The 76-year-old believes he was infected in 1974 but it wasn't until more than 10 years later that he was told in a letter that he was one of more than 30,000 people in the UK given contaminated blood products.

The final report of an independent inquiry was published today (Monday, May 20) into the circumstances in which people treated by health services were given infected blood, in particular since 1970.

The inquiry into the biggest treatment disaster in the NHS has found that the infected blood scandal “could largely have been avoided” and there was a “pervasive” cover-up to hide the truth.

Bob is one of the very few people to have both haemophilia and Von Willebrand disease, a bleeding disorder that affects the blood’s ability to clot.

He was a successful painter and decorator in south-east England during the middle of the Aids crisis in the 1980s when he was told about his blood being infected. His business partner told him that he was closing the business because they were losing work after people heard that he was infected with hepatitis C.

"I tried to do it on my own, but I couldn't get work with anybody," Bob said. "I couldn't get any contracts because all the work was shut against me."

During the early 1990s, Bob was too unwell to work after suffering from internal bleeding. What little work that was available had dried up and Bob eventually could no longer pay the mortgage that he worked so hard for.

"It was all taken away and there was no help," he said.

Bob eventually went to court and won his claim for disability benefits.
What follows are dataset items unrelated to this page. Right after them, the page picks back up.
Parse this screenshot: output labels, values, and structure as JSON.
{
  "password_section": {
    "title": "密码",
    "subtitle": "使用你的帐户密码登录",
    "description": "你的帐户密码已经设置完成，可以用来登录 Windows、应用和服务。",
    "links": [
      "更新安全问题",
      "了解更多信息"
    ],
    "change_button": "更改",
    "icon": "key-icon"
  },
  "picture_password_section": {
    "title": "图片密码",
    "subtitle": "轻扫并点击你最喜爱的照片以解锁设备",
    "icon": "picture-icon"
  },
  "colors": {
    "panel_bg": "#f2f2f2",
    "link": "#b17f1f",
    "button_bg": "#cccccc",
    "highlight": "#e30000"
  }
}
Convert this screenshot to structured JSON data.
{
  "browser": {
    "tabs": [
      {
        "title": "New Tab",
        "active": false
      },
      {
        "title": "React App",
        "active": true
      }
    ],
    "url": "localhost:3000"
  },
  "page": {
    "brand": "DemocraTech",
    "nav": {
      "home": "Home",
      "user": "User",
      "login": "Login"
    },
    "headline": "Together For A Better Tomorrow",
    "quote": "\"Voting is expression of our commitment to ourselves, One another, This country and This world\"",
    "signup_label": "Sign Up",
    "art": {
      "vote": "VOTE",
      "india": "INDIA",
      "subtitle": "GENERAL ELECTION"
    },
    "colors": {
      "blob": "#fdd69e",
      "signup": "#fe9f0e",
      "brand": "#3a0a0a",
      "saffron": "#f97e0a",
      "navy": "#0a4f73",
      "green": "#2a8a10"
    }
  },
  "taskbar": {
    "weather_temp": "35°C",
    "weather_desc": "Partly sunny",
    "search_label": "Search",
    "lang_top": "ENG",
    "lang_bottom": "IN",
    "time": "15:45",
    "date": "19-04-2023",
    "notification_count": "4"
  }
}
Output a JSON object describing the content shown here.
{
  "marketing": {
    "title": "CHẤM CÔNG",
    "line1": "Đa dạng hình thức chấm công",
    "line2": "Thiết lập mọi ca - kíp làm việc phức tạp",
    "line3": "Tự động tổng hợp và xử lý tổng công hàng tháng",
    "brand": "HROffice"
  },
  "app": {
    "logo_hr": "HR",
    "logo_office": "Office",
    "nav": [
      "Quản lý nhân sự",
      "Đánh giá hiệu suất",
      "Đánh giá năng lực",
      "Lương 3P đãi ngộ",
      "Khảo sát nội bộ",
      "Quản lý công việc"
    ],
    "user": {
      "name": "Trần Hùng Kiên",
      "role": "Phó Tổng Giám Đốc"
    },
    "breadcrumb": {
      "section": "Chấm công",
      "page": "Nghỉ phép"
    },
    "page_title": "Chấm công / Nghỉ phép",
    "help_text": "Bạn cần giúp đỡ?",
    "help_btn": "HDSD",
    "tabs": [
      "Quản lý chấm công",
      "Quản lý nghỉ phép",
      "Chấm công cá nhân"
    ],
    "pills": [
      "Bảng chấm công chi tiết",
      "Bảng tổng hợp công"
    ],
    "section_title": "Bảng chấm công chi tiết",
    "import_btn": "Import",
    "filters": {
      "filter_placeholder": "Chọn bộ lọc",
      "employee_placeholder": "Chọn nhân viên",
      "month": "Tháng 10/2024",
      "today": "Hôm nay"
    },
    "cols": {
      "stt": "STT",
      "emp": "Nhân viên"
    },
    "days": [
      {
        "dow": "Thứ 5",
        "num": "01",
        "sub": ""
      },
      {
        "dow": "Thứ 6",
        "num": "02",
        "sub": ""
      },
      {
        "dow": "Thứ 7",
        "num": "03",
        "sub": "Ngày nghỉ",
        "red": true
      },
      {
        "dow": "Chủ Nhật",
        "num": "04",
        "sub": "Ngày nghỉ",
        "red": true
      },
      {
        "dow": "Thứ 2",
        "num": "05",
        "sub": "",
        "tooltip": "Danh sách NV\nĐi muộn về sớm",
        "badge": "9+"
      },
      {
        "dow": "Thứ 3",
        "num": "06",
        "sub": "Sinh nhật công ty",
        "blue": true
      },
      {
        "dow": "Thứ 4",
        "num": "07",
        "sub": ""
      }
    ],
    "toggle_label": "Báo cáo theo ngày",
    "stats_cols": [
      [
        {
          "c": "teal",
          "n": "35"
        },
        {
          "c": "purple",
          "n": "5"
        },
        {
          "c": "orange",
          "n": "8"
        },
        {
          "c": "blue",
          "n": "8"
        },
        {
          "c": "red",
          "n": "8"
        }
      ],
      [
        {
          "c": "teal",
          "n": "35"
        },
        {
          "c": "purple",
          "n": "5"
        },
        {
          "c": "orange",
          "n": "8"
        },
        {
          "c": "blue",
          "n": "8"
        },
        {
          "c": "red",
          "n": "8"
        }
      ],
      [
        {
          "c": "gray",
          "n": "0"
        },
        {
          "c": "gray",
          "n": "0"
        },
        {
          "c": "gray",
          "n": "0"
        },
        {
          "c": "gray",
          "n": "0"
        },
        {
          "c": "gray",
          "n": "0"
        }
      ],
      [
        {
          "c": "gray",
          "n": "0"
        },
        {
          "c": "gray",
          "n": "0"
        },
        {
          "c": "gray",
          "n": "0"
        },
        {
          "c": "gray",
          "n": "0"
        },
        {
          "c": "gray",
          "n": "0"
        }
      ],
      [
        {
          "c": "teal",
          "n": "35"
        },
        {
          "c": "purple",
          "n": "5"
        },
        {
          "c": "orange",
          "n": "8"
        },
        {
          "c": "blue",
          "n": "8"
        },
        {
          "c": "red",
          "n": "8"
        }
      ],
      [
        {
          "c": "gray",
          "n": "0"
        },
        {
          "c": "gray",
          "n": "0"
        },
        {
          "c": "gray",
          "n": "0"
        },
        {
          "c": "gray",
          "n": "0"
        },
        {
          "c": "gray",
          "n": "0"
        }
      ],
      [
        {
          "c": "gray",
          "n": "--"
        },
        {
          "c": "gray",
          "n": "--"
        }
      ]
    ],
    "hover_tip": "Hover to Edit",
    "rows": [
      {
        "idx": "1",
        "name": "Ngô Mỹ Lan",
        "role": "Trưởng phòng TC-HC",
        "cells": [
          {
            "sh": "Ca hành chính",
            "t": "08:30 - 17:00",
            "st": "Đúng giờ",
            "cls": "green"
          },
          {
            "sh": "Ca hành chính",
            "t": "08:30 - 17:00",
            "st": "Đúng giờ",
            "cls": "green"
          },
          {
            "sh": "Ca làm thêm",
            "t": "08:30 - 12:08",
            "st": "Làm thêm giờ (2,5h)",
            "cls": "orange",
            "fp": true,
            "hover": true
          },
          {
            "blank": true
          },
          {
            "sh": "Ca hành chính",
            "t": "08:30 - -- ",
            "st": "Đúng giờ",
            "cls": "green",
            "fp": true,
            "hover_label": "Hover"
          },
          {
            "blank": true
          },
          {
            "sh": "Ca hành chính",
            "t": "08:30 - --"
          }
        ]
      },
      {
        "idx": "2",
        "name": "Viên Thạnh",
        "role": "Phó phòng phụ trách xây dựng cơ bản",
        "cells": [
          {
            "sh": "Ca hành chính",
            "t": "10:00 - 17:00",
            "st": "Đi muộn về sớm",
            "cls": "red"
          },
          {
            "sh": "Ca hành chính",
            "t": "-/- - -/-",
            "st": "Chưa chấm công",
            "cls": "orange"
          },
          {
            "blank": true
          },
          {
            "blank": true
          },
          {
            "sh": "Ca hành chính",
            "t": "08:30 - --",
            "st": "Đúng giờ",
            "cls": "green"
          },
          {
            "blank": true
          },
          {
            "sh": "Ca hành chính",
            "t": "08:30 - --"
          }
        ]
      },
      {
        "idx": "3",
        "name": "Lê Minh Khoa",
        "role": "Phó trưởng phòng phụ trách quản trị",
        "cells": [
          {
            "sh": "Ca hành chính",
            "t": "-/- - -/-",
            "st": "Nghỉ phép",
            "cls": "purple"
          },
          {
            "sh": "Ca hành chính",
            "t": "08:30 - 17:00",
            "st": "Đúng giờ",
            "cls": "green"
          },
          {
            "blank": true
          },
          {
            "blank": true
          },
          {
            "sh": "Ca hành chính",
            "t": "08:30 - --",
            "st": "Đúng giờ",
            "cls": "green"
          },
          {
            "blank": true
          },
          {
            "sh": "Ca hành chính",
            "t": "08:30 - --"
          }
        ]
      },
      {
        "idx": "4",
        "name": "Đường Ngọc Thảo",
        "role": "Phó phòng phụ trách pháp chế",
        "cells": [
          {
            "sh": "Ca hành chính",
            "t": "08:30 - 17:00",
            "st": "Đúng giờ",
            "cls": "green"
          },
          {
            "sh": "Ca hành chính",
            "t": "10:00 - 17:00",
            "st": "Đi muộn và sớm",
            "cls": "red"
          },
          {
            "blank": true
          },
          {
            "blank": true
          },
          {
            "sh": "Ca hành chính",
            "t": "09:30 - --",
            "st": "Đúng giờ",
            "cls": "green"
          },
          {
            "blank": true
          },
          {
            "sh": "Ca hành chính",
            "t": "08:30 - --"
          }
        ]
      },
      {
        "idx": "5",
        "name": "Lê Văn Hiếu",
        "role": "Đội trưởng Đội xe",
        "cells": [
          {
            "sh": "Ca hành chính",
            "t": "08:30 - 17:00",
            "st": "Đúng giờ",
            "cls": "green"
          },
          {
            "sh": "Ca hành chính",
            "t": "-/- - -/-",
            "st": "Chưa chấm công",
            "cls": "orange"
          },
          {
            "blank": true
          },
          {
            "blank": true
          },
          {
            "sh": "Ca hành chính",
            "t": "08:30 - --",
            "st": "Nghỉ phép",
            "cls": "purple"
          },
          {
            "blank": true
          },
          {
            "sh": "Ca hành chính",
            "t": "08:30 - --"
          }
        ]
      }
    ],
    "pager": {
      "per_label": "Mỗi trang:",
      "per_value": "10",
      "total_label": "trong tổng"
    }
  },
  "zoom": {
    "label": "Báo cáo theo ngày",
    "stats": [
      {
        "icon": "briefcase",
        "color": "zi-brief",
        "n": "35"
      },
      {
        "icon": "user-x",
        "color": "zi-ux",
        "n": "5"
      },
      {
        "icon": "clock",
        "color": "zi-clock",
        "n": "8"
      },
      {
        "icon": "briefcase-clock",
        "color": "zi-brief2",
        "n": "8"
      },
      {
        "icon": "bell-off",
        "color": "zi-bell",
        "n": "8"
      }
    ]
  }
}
"They said I had fallen through the cracks," Bob recalled. "I hadn’t fallen through the cracks; I was kicked down there hoping I’d get lost down there."

County Times: Bob Chapman with his daughter Vicky.Bob Chapman with his daughter Vicky. (Image: Anwen Parry/County Times)

Vicky said the impact the infected blood scandal has had on her, and her family has left her "angry and disgusted".

"The way the infected blood community has been treated is an ongoing injustice," she said.

"The stigma at the time was horrendous. Even now it's hard to talk about it and that was nearly 30 years ago.

"It’s so important that people know, they need to know and recognise the impact it’s had. Ignorance and fear of being judged, has kept people quiet.

"We consider ourselves lucky because we’ve still got our dad. It shouldn’t have happened at all, but it could have been worse.

"It’s taken a lot for us to talk about it. The more people that know the better it is. I think on a local level is where we can really put the pressure on.

"We always say as a community that justice delayed, is justice denied. We’re losing two members of the infected blood community every week."

The inquiry's chair, Sir Brian Langstaff, will share his remarks and reflections which will be filmed and live streamed on YouTube at 2pm on Monday, May 20, following the report's publication at 12.30pm.